The new Bentayga SUV is large, imposing, powerful, expensive, luxurious and just a little bit ostentatious. Every bit a Bentley, then.
Nothing on the road is more conspicuous than me right now, and for a change, I’m not entirely thrilled about it. If somebody painted an elephant pink, strapped a wailing siren to its back and sent it charging across the road, I doubt anyone would even notice. Big luxurious SUVs tend to stand out a little, and Bentleys – with their surfeit of chrome and bling – stand out a lot. So, imagine what it’s like being at the wheel of a 16-foot-long, bronze-coloured Bentley SUV, stuck in bumper-to-bumper gridlock traffic on the outskirts of Mumbai. I slump down into the soft, quilted leather to try and hide myself.
This is not how I felt a few hours ago. No, back then, the Big B was in its element, coursing majestically down the Bandra-Worli Sea Link with a massive reserve of power bubbling away under my right foot, waiting patiently to be unleashed. There were stares, but they were stares of recognition and acknowledgement, accompanied by more than a few thumbs up. You see, it may be rare and exclusive, but a Bentley is something most people can identify these days, if not by the Flying B logo, then certainly by the design. Big, bulging, LED-ringed headlamps are a staple of the modern Bentley, as are the pronounced haunches, and let’s not forget the massive, massive chrome mesh grille. The Bentayga has all of that and then some.
21-inch wheels on any car, you’d think, would look like they’re scraping layers of metal out of the wheel arches, right? Not here; here, they look almost normal sitting on their 45-profile tyres, and you can get 22-inch wheels as an option! Then there are the subtler details (if you can call anything on a Bentayga ‘subtle’), like the ‘B’ motif in the flank, finished here in carbonfibre, the other ‘B’ motif in the LED tail-lamps. But you tend not to notice these details because all you can see is the sheer size of this thing. It’s 16 feet long and seven feet wide, and it’s hard to imagine that under that lavishly sculpted bodywork sit the mechanicals of a straight-laced Audi Q7. It’s perhaps not quite as regal looking as the Mulsanne and certainly not as purposefully sporty as a Continental or Flying Spur, but for sheer presence, there’s just nothing like it. If you see it in your rear-view mirror, you instinctively get out of the way.
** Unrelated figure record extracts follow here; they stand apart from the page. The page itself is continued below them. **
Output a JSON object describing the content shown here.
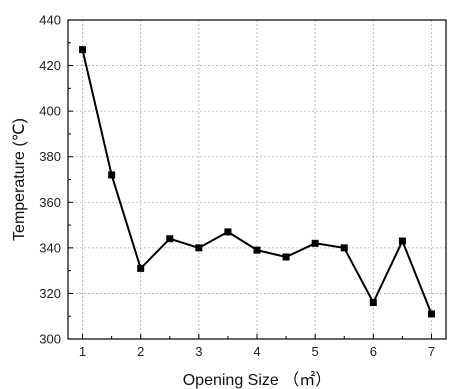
{
  "chart_data": {
    "type": "line",
    "title": "",
    "xlabel": "Opening Size （㎡）",
    "ylabel": "Temperature (℃)",
    "xlim": [
      0.75,
      7.25
    ],
    "ylim": [
      300,
      440
    ],
    "xticks": [
      1,
      2,
      3,
      4,
      5,
      6,
      7
    ],
    "yticks": [
      300,
      320,
      340,
      360,
      380,
      400,
      420,
      440
    ],
    "grid": true,
    "series": [
      {
        "marker": "square",
        "color": "#000000",
        "x": [
          1,
          1.5,
          2,
          2.5,
          3,
          3.5,
          4,
          4.5,
          5,
          5.5,
          6,
          6.5,
          7
        ],
        "y": [
          427,
          372,
          331,
          344,
          340,
          347,
          339,
          336,
          342,
          340,
          316,
          343,
          311
        ]
      }
    ]
  }
}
This, of course, doesn’t apply when you’re stationary and surrounded by trucks. In any other car, I’d have squeezed my way through the crowd and made it out in half the time, but in the world’s most expensive production SUV, I should probably just be patient. And besides, I’ve been meaning to have a poke around the new interior anyway, so what better time than now?
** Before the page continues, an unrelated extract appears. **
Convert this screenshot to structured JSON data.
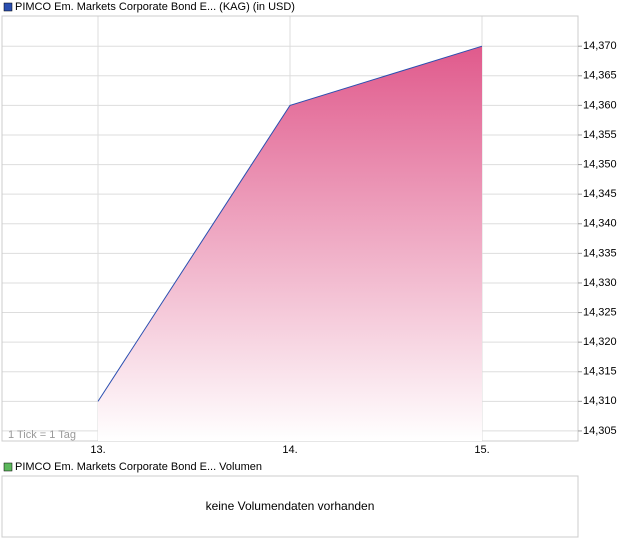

The Bentayga uses only the softest leather, the finest wood and solid metal. It’s an exceptionally well-appointed cabin, save for a few plastic buttons that feel relatively low rent.
The cabin is not so much a collection of parts as it is a series of sensations. The leather has a distinct smell to it, for example, that you don’t seem to get in any other brand of car. The Lambswool carpets are the type you’d expect to find in front of a roaring fireplace at some manor in the Scottish highlands, and I’m tempted to take my shoes off and dig my toes in. And obviously, Bentley doesn’t do faux wood; you can be sure that the polished slab across the dash is very, very real. The paddle shifters behind the leather steering wheel are solid metal of course, but just to make sure you don’t accidentally miss a shift, they’re knurled for a better grip. And yet, in the midst of all of this, one thing sticks out like a sore thumb. Yes, it’s much better than what you get in the Continental and Flying Spur, but the handful of basic-looking black plastic buttons almost undo all the hard work that’s gone into the rest of the cabin. The touchscreen may have a shiny new Bentayga skin on top, but appears to function like the last-generation VW Group unit; the new one used in Audis and Porsches just feels so much slicker. I do like the new rotary dial that lets you select drive modes and doubles up as the engine-start button though – it’s properly classy, and so are the trumpet-toggle style switches to control the AC airflow strength.